Sur le site même de l’ancien Ciné­ma Sélect s’érige le cen­tre vital de l’Espace Del­vaux. C’est là que tout se joue, théâtre d’amateur, ligue d’impro, scènes d’humour, con­certs baro­ques, ciné-famille, voir le monde, etc.
Aux spec­ta­cles sans cesse renou­velés, je préfère le calme de la bib­lio­thèque. La salle est lumineuse où la lec­ture se fait ludique et les livres, objets de désir. J’aime aus­si le bar au style rétro où se parta­gent les ver­res de l’amitié, le regard attiré par le vil­lage mythique repro­duit par Paul Del­vaux : la sta­tion de Water­mael, l’Académie des beaux-arts, l’Eglise Saint Clé­ment, la Mai­son Haute, tout cela pêle-mêle, sans souci de cohérence urban­is­tique.
Lorsque je m’aventure dans la salle de spec­ta­cle, avouerais-je que je m’y sens étrangère ? Peut-être n’a‑t-elle pas le charme or et pour­pre des salles de théâtre à l’italienne ? Le spec­ta­cle théâ­tral obéit à un rit­uel con­sacré. Bruits chif­fon­nés de l’attente, chu­chote­ments, con­sul­ta­tion des pro­grammes, toux dis­crètes abrupte­ment inter­rom­pus par les trois coups annon­ci­a­teurs du lever de rideau et, dans le silence, la révéla­tion du décor. Au-delà, imag­inés, les couliss­es, côté cour, côté jardin, les loges pal­pi­tantes, l’appareillage secret qui gère la mise en scène.

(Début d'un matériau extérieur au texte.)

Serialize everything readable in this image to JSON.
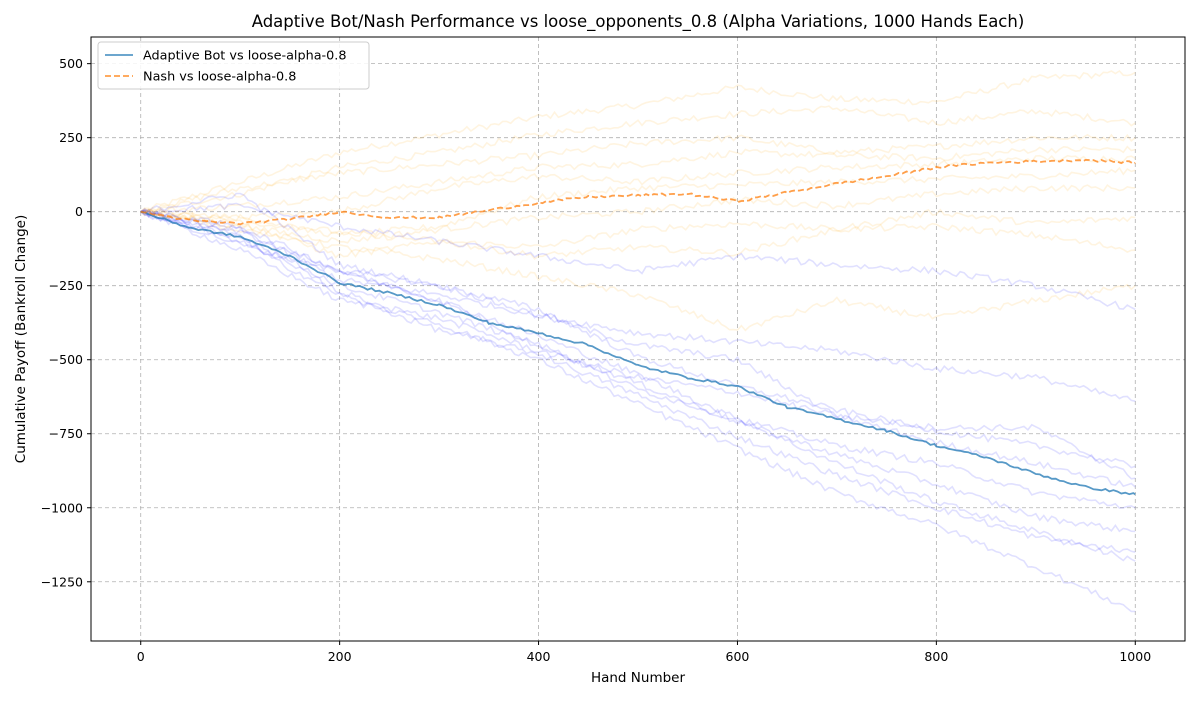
{
  "chart_data": {
    "type": "line",
    "title": "Adaptive Bot/Nash Performance vs  loose_opponents_0.8 (Alpha Variations, 1000 Hands Each)",
    "xlabel": "Hand Number",
    "ylabel": "Cumulative Payoff (Bankroll Change)",
    "xlim": [
      -50,
      1050
    ],
    "ylim": [
      -1450,
      590
    ],
    "x_ticks": [
      0,
      200,
      400,
      600,
      800,
      1000
    ],
    "x_tick_labels": [
      "0",
      "200",
      "400",
      "600",
      "800",
      "1000"
    ],
    "y_ticks": [
      500,
      250,
      0,
      -250,
      -500,
      -750,
      -1000,
      -1250
    ],
    "y_tick_labels": [
      "500",
      "250",
      "0",
      "−250",
      "−500",
      "−750",
      "−1000",
      "−1250"
    ],
    "grid": true,
    "legend_position": "top-left",
    "legend": [
      {
        "label": "Adaptive Bot vs loose-alpha-0.8",
        "color": "#1f77b4",
        "style": "solid"
      },
      {
        "label": "Nash vs loose-alpha-0.8",
        "color": "#ff7f0e",
        "style": "dashed"
      }
    ],
    "series": [
      {
        "name": "Adaptive Bot vs loose-alpha-0.8",
        "color": "#1f77b4",
        "style": "solid",
        "x": [
          0,
          50,
          100,
          150,
          200,
          250,
          300,
          350,
          400,
          450,
          500,
          550,
          600,
          650,
          700,
          750,
          800,
          850,
          900,
          950,
          1000
        ],
        "values": [
          0,
          -55,
          -85,
          -150,
          -240,
          -275,
          -315,
          -375,
          -410,
          -450,
          -520,
          -560,
          -590,
          -660,
          -700,
          -740,
          -790,
          -830,
          -885,
          -930,
          -955
        ]
      },
      {
        "name": "Nash vs loose-alpha-0.8",
        "color": "#ff7f0e",
        "style": "dashed",
        "x": [
          0,
          50,
          100,
          150,
          200,
          250,
          300,
          350,
          400,
          450,
          500,
          550,
          600,
          650,
          700,
          750,
          800,
          850,
          900,
          950,
          1000
        ],
        "values": [
          0,
          -30,
          -40,
          -25,
          0,
          -20,
          -20,
          5,
          30,
          50,
          55,
          60,
          35,
          65,
          95,
          120,
          150,
          165,
          170,
          175,
          165
        ]
      }
    ],
    "background_variations": {
      "adaptive": {
        "color": "#0000ff",
        "x": [
          0,
          100,
          200,
          300,
          400,
          500,
          600,
          700,
          800,
          900,
          1000
        ],
        "runs": [
          [
            0,
            20,
            -50,
            -100,
            -150,
            -200,
            -150,
            -180,
            -200,
            -250,
            -330
          ],
          [
            0,
            -60,
            -230,
            -280,
            -350,
            -410,
            -440,
            -470,
            -530,
            -560,
            -640
          ],
          [
            0,
            60,
            -180,
            -250,
            -350,
            -450,
            -500,
            -690,
            -730,
            -730,
            -900
          ],
          [
            0,
            -70,
            -200,
            -250,
            -330,
            -490,
            -590,
            -670,
            -740,
            -790,
            -860
          ],
          [
            0,
            -130,
            -300,
            -360,
            -470,
            -560,
            -610,
            -690,
            -780,
            -850,
            -930
          ],
          [
            0,
            -110,
            -200,
            -300,
            -450,
            -600,
            -700,
            -790,
            -850,
            -950,
            -1000
          ],
          [
            0,
            -80,
            -250,
            -340,
            -450,
            -580,
            -710,
            -820,
            -920,
            -1030,
            -1080
          ],
          [
            0,
            -50,
            -200,
            -300,
            -420,
            -550,
            -700,
            -850,
            -980,
            -1080,
            -1180
          ],
          [
            0,
            -100,
            -280,
            -400,
            -480,
            -620,
            -760,
            -890,
            -1000,
            -1100,
            -1150
          ],
          [
            0,
            -90,
            -270,
            -380,
            -500,
            -650,
            -800,
            -950,
            -1060,
            -1200,
            -1350
          ]
        ]
      },
      "nash": {
        "color": "#ffa500",
        "x": [
          0,
          100,
          200,
          300,
          400,
          500,
          600,
          700,
          800,
          900,
          1000
        ],
        "runs": [
          [
            0,
            100,
            200,
            260,
            320,
            360,
            420,
            380,
            370,
            450,
            470
          ],
          [
            0,
            60,
            150,
            200,
            260,
            300,
            330,
            350,
            300,
            340,
            300
          ],
          [
            0,
            80,
            130,
            160,
            190,
            230,
            250,
            200,
            220,
            250,
            250
          ],
          [
            0,
            20,
            50,
            100,
            150,
            160,
            200,
            190,
            180,
            210,
            210
          ],
          [
            0,
            -20,
            0,
            80,
            120,
            100,
            130,
            150,
            160,
            180,
            180
          ],
          [
            0,
            -30,
            -80,
            -50,
            50,
            80,
            90,
            100,
            110,
            120,
            140
          ],
          [
            0,
            -50,
            -100,
            -60,
            -20,
            0,
            40,
            20,
            60,
            80,
            80
          ],
          [
            0,
            -20,
            -70,
            -100,
            -120,
            -60,
            -40,
            -60,
            0,
            -40,
            -20
          ],
          [
            0,
            -40,
            -150,
            -100,
            -150,
            -120,
            -140,
            -60,
            -50,
            -80,
            -130
          ],
          [
            0,
            -60,
            -120,
            -160,
            -220,
            -280,
            -400,
            -300,
            -360,
            -300,
            -250
          ]
        ]
      }
    }
  }
}
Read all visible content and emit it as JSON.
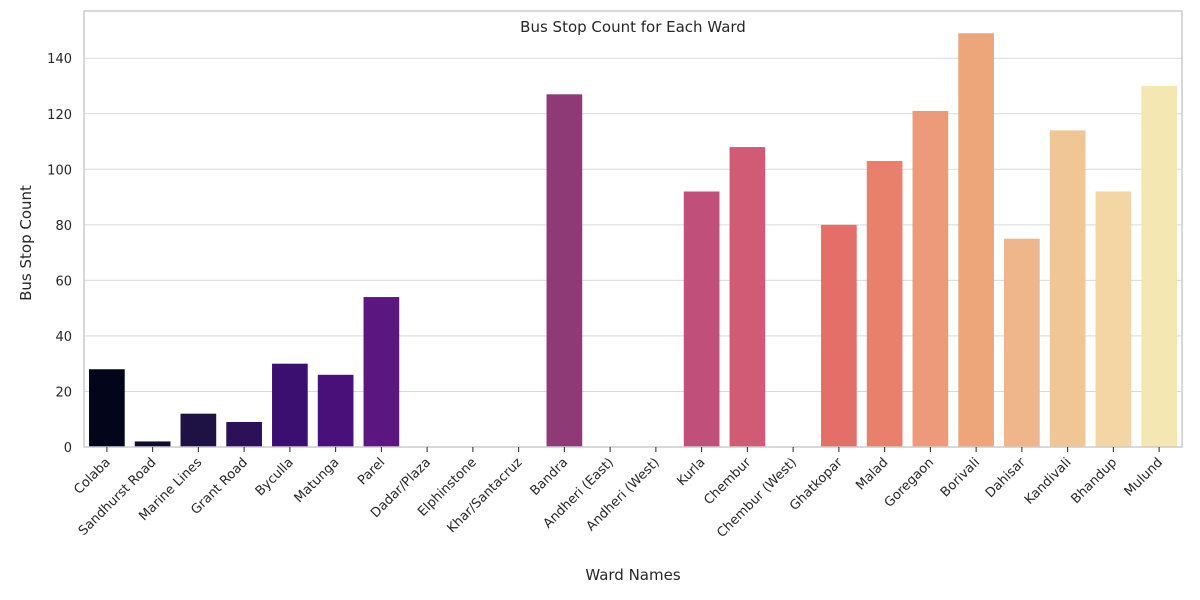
{
  "chart_data": {
    "type": "bar",
    "title": "Bus Stop Count for Each Ward",
    "xlabel": "Ward Names",
    "ylabel": "Bus Stop Count",
    "ylim": [
      0,
      157
    ],
    "yticks": [
      0,
      20,
      40,
      60,
      80,
      100,
      120,
      140
    ],
    "grid": "horizontal",
    "categories": [
      "Colaba",
      "Sandhurst Road",
      "Marine Lines",
      "Grant Road",
      "Byculla",
      "Matunga",
      "Parel",
      "Dadar/Plaza",
      "Elphinstone",
      "Khar/Santacruz",
      "Bandra",
      "Andheri (East)",
      "Andheri (West)",
      "Kurla",
      "Chembur",
      "Chembur (West)",
      "Ghatkopar",
      "Malad",
      "Goregaon",
      "Borivali",
      "Dahisar",
      "Kandivali",
      "Bhandup",
      "Mulund"
    ],
    "values": [
      28,
      2,
      12,
      9,
      30,
      26,
      54,
      0,
      0,
      0,
      127,
      0,
      0,
      92,
      108,
      0,
      80,
      103,
      121,
      149,
      75,
      114,
      92,
      130
    ],
    "colors": [
      "#03051a",
      "#0f0b2f",
      "#1e1245",
      "#2c1159",
      "#3b0f70",
      "#4a1079",
      "#5c167f",
      "#6e1e81",
      "#7f2682",
      "#8f2a81",
      "#8e3a77",
      "#b3367a",
      "#c33b75",
      "#c0507a",
      "#d15b75",
      "#de4968",
      "#e46f68",
      "#e9806c",
      "#ec9a7a",
      "#eda67a",
      "#efb58b",
      "#f1c695",
      "#f3d6a3",
      "#f5e7b1"
    ]
  }
}
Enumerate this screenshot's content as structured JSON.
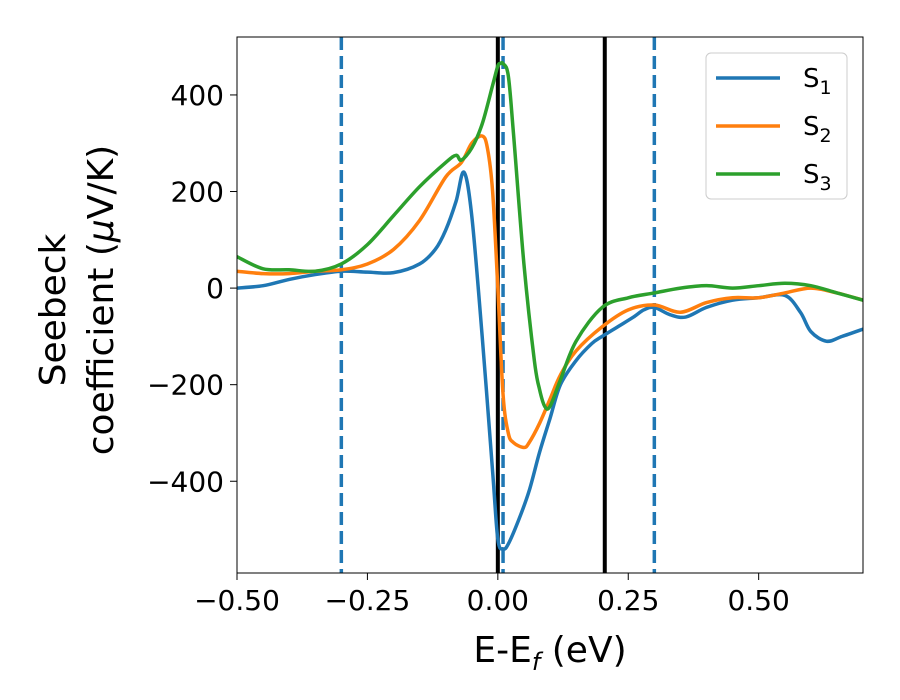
{
  "chart_data": {
    "type": "line",
    "xlabel": "E-E",
    "xlabel_subscript": "f",
    "xlabel_unit": " (eV)",
    "ylabel_line1": "Seebeck",
    "ylabel_line2_prefix": "coefficient  (",
    "ylabel_mu": "μ",
    "ylabel_line2_suffix": "V/K)",
    "xlim": [
      -0.5,
      0.7
    ],
    "ylim": [
      -590,
      520
    ],
    "xticks": [
      -0.5,
      -0.25,
      0.0,
      0.25,
      0.5
    ],
    "xtick_labels": [
      "−0.50",
      "−0.25",
      "0.00",
      "0.25",
      "0.50"
    ],
    "yticks": [
      -400,
      -200,
      0,
      200,
      400
    ],
    "ytick_labels": [
      "−400",
      "−200",
      "0",
      "200",
      "400"
    ],
    "grid": false,
    "legend_position": "top-right",
    "vertical_lines": [
      {
        "x": -0.3,
        "style": "dashed",
        "color": "#1f77b4"
      },
      {
        "x": 0.01,
        "style": "dashed",
        "color": "#1f77b4"
      },
      {
        "x": 0.3,
        "style": "dashed",
        "color": "#1f77b4"
      },
      {
        "x": 0.0,
        "style": "solid",
        "color": "#000000"
      },
      {
        "x": 0.205,
        "style": "solid",
        "color": "#000000"
      }
    ],
    "series": [
      {
        "name": "S",
        "subscript": "1",
        "color": "#1f77b4",
        "x": [
          -0.5,
          -0.45,
          -0.4,
          -0.35,
          -0.3,
          -0.25,
          -0.2,
          -0.15,
          -0.12,
          -0.1,
          -0.08,
          -0.065,
          -0.05,
          -0.03,
          -0.01,
          0.0,
          0.01,
          0.02,
          0.04,
          0.06,
          0.08,
          0.1,
          0.12,
          0.15,
          0.18,
          0.2,
          0.23,
          0.26,
          0.28,
          0.3,
          0.33,
          0.36,
          0.4,
          0.45,
          0.5,
          0.55,
          0.58,
          0.6,
          0.63,
          0.66,
          0.7
        ],
        "y": [
          0,
          5,
          18,
          28,
          35,
          33,
          32,
          50,
          80,
          120,
          180,
          240,
          150,
          -100,
          -380,
          -520,
          -540,
          -530,
          -480,
          -420,
          -340,
          -270,
          -200,
          -150,
          -115,
          -100,
          -80,
          -60,
          -45,
          -40,
          -55,
          -60,
          -40,
          -25,
          -20,
          -15,
          -50,
          -90,
          -110,
          -100,
          -85
        ]
      },
      {
        "name": "S",
        "subscript": "2",
        "color": "#ff7f0e",
        "x": [
          -0.5,
          -0.45,
          -0.4,
          -0.35,
          -0.3,
          -0.25,
          -0.2,
          -0.15,
          -0.1,
          -0.07,
          -0.05,
          -0.03,
          -0.02,
          -0.01,
          0.0,
          0.01,
          0.02,
          0.03,
          0.05,
          0.06,
          0.08,
          0.1,
          0.12,
          0.15,
          0.2,
          0.25,
          0.3,
          0.35,
          0.4,
          0.45,
          0.5,
          0.55,
          0.6,
          0.65,
          0.7
        ],
        "y": [
          35,
          30,
          30,
          35,
          38,
          50,
          80,
          140,
          230,
          260,
          300,
          315,
          290,
          200,
          0,
          -220,
          -300,
          -320,
          -330,
          -320,
          -280,
          -230,
          -180,
          -130,
          -80,
          -45,
          -35,
          -50,
          -30,
          -20,
          -20,
          -10,
          0,
          -10,
          -25
        ]
      },
      {
        "name": "S",
        "subscript": "3",
        "color": "#2ca02c",
        "x": [
          -0.5,
          -0.45,
          -0.4,
          -0.35,
          -0.3,
          -0.25,
          -0.2,
          -0.15,
          -0.1,
          -0.08,
          -0.07,
          -0.05,
          -0.03,
          -0.01,
          0.0,
          0.005,
          0.01,
          0.02,
          0.03,
          0.05,
          0.07,
          0.08,
          0.09,
          0.1,
          0.12,
          0.15,
          0.2,
          0.25,
          0.3,
          0.35,
          0.4,
          0.45,
          0.5,
          0.55,
          0.6,
          0.65,
          0.7
        ],
        "y": [
          65,
          40,
          38,
          35,
          50,
          90,
          150,
          210,
          260,
          275,
          265,
          290,
          340,
          420,
          460,
          465,
          465,
          440,
          320,
          50,
          -150,
          -210,
          -245,
          -245,
          -190,
          -110,
          -40,
          -20,
          -10,
          0,
          5,
          0,
          5,
          10,
          5,
          -10,
          -25
        ]
      }
    ]
  }
}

Ain­si s’installent les codes sub­tils qui tran­scen­dent la réal­ité car le lieu théâ­tral est ini­ti­a­tique, il implique une rup­ture avec le monde extérieur auquel ne peut se sub­stituer la famil­iar­ité con­viviale d’une salle de music hall ou de café con­cert.
Ou alors, que le spec­ta­cle défie la tra­di­tion, se con­stru­ise dans l’usine, dans la rue, sur le quai d’une gare, dans le métro, se libère des con­traintes. Que les gen­res s’entrechoquent, que le dire impose l’image, que la musique génère l’idée…
La salle poly­va­lente est exempte de magie : elle est opéra­tionnelle. C’est un out­il dont l’efficacité se mesure à la récep­tiv­ité de la cri­tique et au taux de fréquen­ta­tion.
J’assiste par­fois à l’une ou l’autre man­i­fes­ta­tion, con­férence, films en V.O. sor­tis au cours des saisons précé­dentes. Ou encore, au hasard de mes loisirs, je décou­vre des spec­ta­cles dont je ne sais rien.
Ce soir-là je m’avisai d’une place inoc­cupée, éloignée de la scène. J’ignorais tout de ce que j’allais voir ou enten­dre. J’aime aller à la ren­con­tre d’un livre, d’un film ou d’un pays, sans itinéraire pro­gram­mé, sans aver­tisse­ment préal­able, sans pré­cau­tion. Je ne veux con­sul­ter ni guide, ni cri­tique ciné­matographique ou lit­téraire, ni syn­op­sis, ni pro­gramme. Seule­ment accepter l’aventure, sen­tir dans l’immédiateté de l’émotion. Aurais-je été aver­tie, le spec­ta­cle eût pu m’apparaître désuet, inutile peut-être.